Let’s say the customer support feature will take you 4 weeks to build, test, and release. If you build the revenue-generating feature first, you can capture all of the new revenue while fixing your customer support issue. This sounds good at first glance. More revenue is always great. However, if your revenue is small but your customer support team is large and expensive, saving 40% of their time may actually save you more in operational costs than the new revenue that came in. When making this comparison, we also need to consider the confidence level we have in our value estimates. For example, what if that revenue-generating feature was forecast with a high degree of uncertainty and may only bring in half the revenue? This makes it even riskier to build that feature first if our customer support-focused feature has much higher confidence.

When economists think about opportunity cost, they regularly ask themselves three questions:

  1. How much do I value this?
  2. What am I giving up now to have this?
  3. What am I giving up in the future to have this now?

For example, if you are considering buying a $5 cup of coffee this morning, what other things could you immediately be spending that money on instead? Spending this particular $5 means you cannot use it to put gas in your car, buy a gift for your mother, or go to a matinee with a friend. If you consistently make the choice to spend $5 on coffee every day, there are much larger trade-offs you are giving up in the future. For example, that money could be put toward a vacation or a new vehicle.

Going back to our feature example, choosing the revenue-focused feature over the customer-support one may cause a key customer to churn, or customer success employees to feel overburdened and leave the company. These risks are also important to consider when making strategic business decisions.

In product development, there are also huge benefits to being the first to market given the cost of delay. If you debut a new capability in January, you’re first. In June, you’re keeping up with the crowd. If you wait until December, other solutions have passed you by and you’re left with a puddle of melted ice cream.

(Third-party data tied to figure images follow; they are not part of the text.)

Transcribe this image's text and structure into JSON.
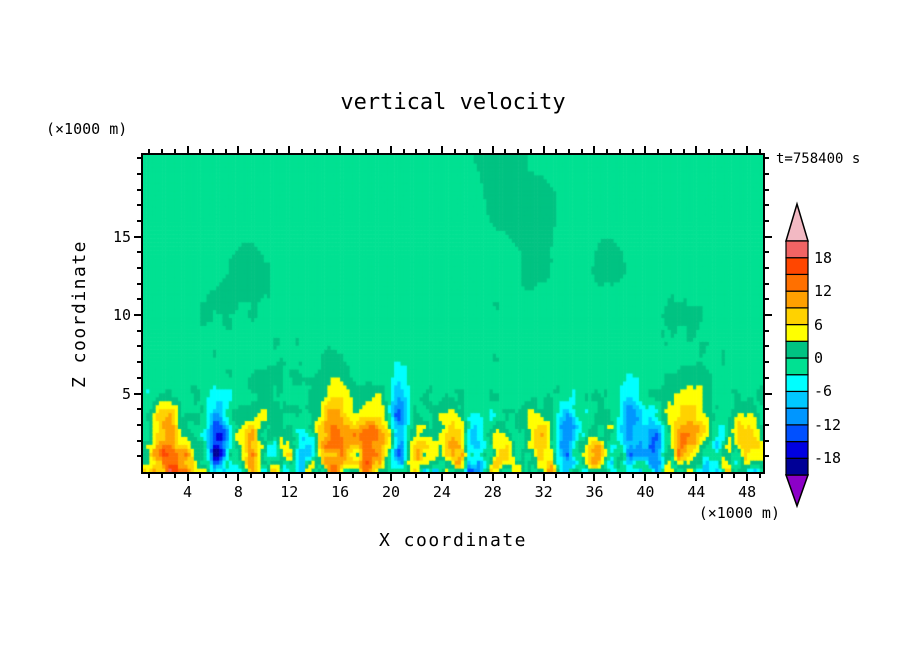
{
  "chart_data": {
    "type": "heatmap",
    "title": "vertical velocity",
    "xlabel": "X coordinate",
    "ylabel": "Z coordinate",
    "x_unit": "(×1000 m)",
    "z_unit": "(×1000 m)",
    "time_label": "t=758400 s",
    "x_domain": [
      0.5,
      49.25
    ],
    "z_domain": [
      0,
      20.2
    ],
    "x_ticks": [
      4,
      8,
      12,
      16,
      20,
      24,
      28,
      32,
      36,
      40,
      44,
      48
    ],
    "x_minor_step": 1,
    "z_ticks": [
      5,
      10,
      15
    ],
    "z_minor_step": 1,
    "colorbar": {
      "levels": [
        -21,
        -18,
        -15,
        -12,
        -9,
        -6,
        -3,
        0,
        3,
        6,
        9,
        12,
        15,
        18,
        21
      ],
      "colors": [
        "#8c00c8",
        "#000096",
        "#0000e1",
        "#0050ff",
        "#0096ff",
        "#00c8ff",
        "#00ffff",
        "#00e192",
        "#00c382",
        "#ffff00",
        "#ffd200",
        "#ffa000",
        "#ff7000",
        "#ff4600",
        "#f06464",
        "#f2b9c3"
      ],
      "labels": [
        18,
        12,
        6,
        0,
        -6,
        -12,
        -18
      ]
    },
    "field": {
      "base": -0.9,
      "patch_noise": [
        {
          "amp": 2.6,
          "fx": 0.1,
          "fz": 0.16,
          "ox": 5.0,
          "oz": 2.0
        },
        {
          "amp": 1.4,
          "fx": 0.35,
          "fz": 0.3,
          "ox": 9.0,
          "oz": 7.0
        }
      ],
      "surface_noise": [
        {
          "amp": 2.0,
          "fx": 1.1,
          "fz": 0.8,
          "ox": 3.0,
          "oz": 1.0
        },
        {
          "amp": 1.2,
          "fx": 2.3,
          "fz": 1.7,
          "ox": 8.0,
          "oz": 4.0
        }
      ],
      "surface_scale": 9,
      "surface_decay": 3.0,
      "cells": [
        {
          "x": 2.3,
          "z": 2.2,
          "sx": 0.9,
          "sz": 1.9,
          "amp": 12
        },
        {
          "x": 4.0,
          "z": 1.0,
          "sx": 0.6,
          "sz": 0.8,
          "amp": 5
        },
        {
          "x": 6.4,
          "z": 2.0,
          "sx": 0.7,
          "sz": 1.6,
          "amp": -14
        },
        {
          "x": 9.3,
          "z": 1.6,
          "sx": 0.8,
          "sz": 1.3,
          "amp": 8
        },
        {
          "x": 12.2,
          "z": 1.1,
          "sx": 0.6,
          "sz": 0.9,
          "amp": 7
        },
        {
          "x": 13.6,
          "z": 1.4,
          "sx": 0.5,
          "sz": 1.0,
          "amp": -8
        },
        {
          "x": 15.6,
          "z": 2.6,
          "sx": 1.0,
          "sz": 2.3,
          "amp": 12
        },
        {
          "x": 18.7,
          "z": 2.0,
          "sx": 1.1,
          "sz": 1.8,
          "amp": 13
        },
        {
          "x": 20.6,
          "z": 2.7,
          "sx": 0.5,
          "sz": 2.0,
          "amp": -13
        },
        {
          "x": 22.4,
          "z": 1.4,
          "sx": 0.8,
          "sz": 1.1,
          "amp": 8
        },
        {
          "x": 24.9,
          "z": 1.8,
          "sx": 0.8,
          "sz": 1.5,
          "amp": 9
        },
        {
          "x": 26.9,
          "z": 2.0,
          "sx": 0.8,
          "sz": 1.5,
          "amp": -9
        },
        {
          "x": 28.3,
          "z": 1.4,
          "sx": 0.7,
          "sz": 1.2,
          "amp": 8
        },
        {
          "x": 31.5,
          "z": 1.9,
          "sx": 0.9,
          "sz": 1.6,
          "amp": 10
        },
        {
          "x": 33.9,
          "z": 2.2,
          "sx": 0.7,
          "sz": 1.5,
          "amp": -10
        },
        {
          "x": 35.8,
          "z": 1.2,
          "sx": 0.8,
          "sz": 1.0,
          "amp": 8
        },
        {
          "x": 38.8,
          "z": 2.6,
          "sx": 0.7,
          "sz": 1.9,
          "amp": -12
        },
        {
          "x": 40.6,
          "z": 1.8,
          "sx": 0.5,
          "sz": 1.2,
          "amp": -9
        },
        {
          "x": 43.4,
          "z": 2.3,
          "sx": 1.0,
          "sz": 2.1,
          "amp": 11
        },
        {
          "x": 45.9,
          "z": 1.4,
          "sx": 0.6,
          "sz": 1.0,
          "amp": -8
        },
        {
          "x": 47.6,
          "z": 1.7,
          "sx": 0.9,
          "sz": 1.4,
          "amp": 10
        }
      ]
    }
  }
}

Most of our decision making that involves money is based on immediate or sooner-than-later consumption,” says Andrea Caceres-Santamaria, senior economic education specialist at the St Louis Fed. As Product Managers, our inclinations are no different. It’s appealing to repeatedly prioritize perceived quick wins over meatier initiatives because of the higher near-term pay-off. However, if those choices mean your infrastructure is decaying, your customer success organization is neglected, or you lose your competitive advantage you’ll eventually realize the opportunity cost of that quick win was much higher than you initially thought.

The takeaway

Successful product professionals minimize opportunity cost and choose the highest value investment for their product teams by doing the following:

  • Ask “What happens if we DON’T do this feature?”
  • Consider how important the timing of a feature launch may be to its success.
  • Plan small experiments and embrace failure as a learning opportunity
  • If still unsure, consider the cost of delaying the decision further. Choosing to delay also incurs opportunity costs. Sometimes a fast wrong decision is still better than a slow right one.

Abby Allen is a user-focused product manager, engineer, entrepreneur, and mom based in Minneapolis, MN.